Now those same forests along the carriage roads are getting a makeover with help from some of the best aspiring foresters in the state. Students and faculty members participating in the University of Maine's annual forestry camp are working to restore the carriage road landscape to maintain the historical integrity of Rockefeller's vision.

Fifteen years ago, the National Park Service surveyed Acadia's carriage roads and made recommendations for their rehabilitation and maintenance. That year, UMaine set up its forestry camp near Acadia to be part of the rehabilitation effort.

"We're filling a need rather than doing a project for the sake of just doing it," says forester and University of Maine faculty member Louis Morin. "We have a place to work, the projects need to be done, and the students get an opportunity to meet (and work with) park staff."

Since the 1920s, UMaine's annual forestry camp has provided students with hands-on training in forest management.
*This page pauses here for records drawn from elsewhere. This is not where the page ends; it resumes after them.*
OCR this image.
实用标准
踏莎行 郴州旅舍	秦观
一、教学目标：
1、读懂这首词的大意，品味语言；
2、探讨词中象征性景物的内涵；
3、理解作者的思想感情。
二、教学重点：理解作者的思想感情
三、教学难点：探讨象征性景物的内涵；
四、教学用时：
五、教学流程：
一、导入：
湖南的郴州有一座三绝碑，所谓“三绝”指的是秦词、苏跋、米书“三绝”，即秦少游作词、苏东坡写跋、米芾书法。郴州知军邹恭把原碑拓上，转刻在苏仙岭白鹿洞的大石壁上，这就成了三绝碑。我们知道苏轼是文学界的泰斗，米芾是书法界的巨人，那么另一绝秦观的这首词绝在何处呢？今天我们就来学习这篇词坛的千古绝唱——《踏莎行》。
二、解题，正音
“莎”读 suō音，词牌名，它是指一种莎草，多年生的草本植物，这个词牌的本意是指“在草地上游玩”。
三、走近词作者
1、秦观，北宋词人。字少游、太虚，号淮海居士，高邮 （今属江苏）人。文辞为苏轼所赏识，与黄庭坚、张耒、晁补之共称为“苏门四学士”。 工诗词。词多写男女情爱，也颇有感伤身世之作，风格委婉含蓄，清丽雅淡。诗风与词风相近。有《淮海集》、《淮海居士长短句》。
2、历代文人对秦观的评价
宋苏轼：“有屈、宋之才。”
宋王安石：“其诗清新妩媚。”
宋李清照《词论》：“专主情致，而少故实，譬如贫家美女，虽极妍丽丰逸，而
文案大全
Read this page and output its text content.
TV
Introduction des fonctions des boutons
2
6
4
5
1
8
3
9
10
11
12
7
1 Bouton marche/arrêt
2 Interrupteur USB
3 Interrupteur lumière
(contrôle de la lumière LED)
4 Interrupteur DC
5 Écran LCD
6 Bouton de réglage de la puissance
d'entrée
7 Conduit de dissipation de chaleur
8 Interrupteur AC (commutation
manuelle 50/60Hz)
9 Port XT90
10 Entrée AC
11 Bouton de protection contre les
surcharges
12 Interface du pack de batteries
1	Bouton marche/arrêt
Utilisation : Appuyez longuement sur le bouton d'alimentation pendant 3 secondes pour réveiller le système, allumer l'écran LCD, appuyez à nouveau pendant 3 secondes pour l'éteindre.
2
The first forestry camps were held near the town of Princeton and at Nicatous Lake, in cooperation with loggers and local landowners. With changes in land use, UMaine's program was looking for a new location 15 years ago. That's when the mutually beneficial agreement was struck between Acadia and UMaine's Department of Forest Management.

During forestry camp, students and faculty spend a week in the classroom and in local, university-owned forests, learning more about the methods, safety precautions and equipment needed for effective forest management. Then with foresters like Morin and other instructors to guide them, the students head for the Maine woods.

In Acadia, the students have focused on restoring the historic vistas that made the carriage roads such an attraction. Trees selected by park service personnel as part of the multi-year rehabilitation program are cut and removed using a skyline logging system that minimizes damage to wildlife, soils and vegetation. Cables rather than skidders are used to move trees and debris up the steep terrain.

"In Acadia, people are sensitive to disturbance. When we leave the park, we don't want it to look like we've created this hole in the forest," Morin says. "You have to look at your code of ethics, which may suggest alternative ways to manage land that do not have negative, long-term impacts."

Other projects for the National Park Service have taken Morin, professor Al Kimball, and their students to other islands near Mt. Desert. On Long Island in Blue Hill Bay and Jordan Island in Frenchman Bay, UMaine students have conducted natural resource inventories and prepared management plans. On Acadia's Isle au Haut, they updated trail maps using GPS.

Beyond the varied woodlands management experience, forestry camp means "getting up early, working 'til lunch and then working 'til the work gets done," says sophomore Molly Simonson. It also means sleeping in tents in all kinds of spring weather, occasionally enjoying a group meal of steamers and spaghetti, and playing in the three-week-long forestry camp cribbage tourney.

"Tenting out in the rain proved especially challenging; it rained a lot during our stay," says sophomore Tyler Alexander of forestry camp 2003. "Days were long, we each had to do our own cooking and we were all ready for bed as darkness fell."

In addition, students get a crash course in field engineering, according to Thomas Coleman, a junior in UMaine's Forest Operations Program. In other words, not everything goes as planned when working with heavy equipment in the woods. That's when you learn the importance of impromptu, often creative maintenance and repair.

"Students are encouraged to think critically and on their feet, which teaches them how to deal with stressful situations," Morin says.

It's just such forestry camp experiences that Alexander says helped him most in his job last summer as a seasonal field technician for a Vermont-based forestry consulting firm.

"I think (my boss) was expecting to spend more time training me, but most of the training was unnecessary since I had learned most of the field skills at camp," says Alexander. "I think he was impressed with my ‘woods sense,' being able to identify good and bad things, and to report them in an academic manner."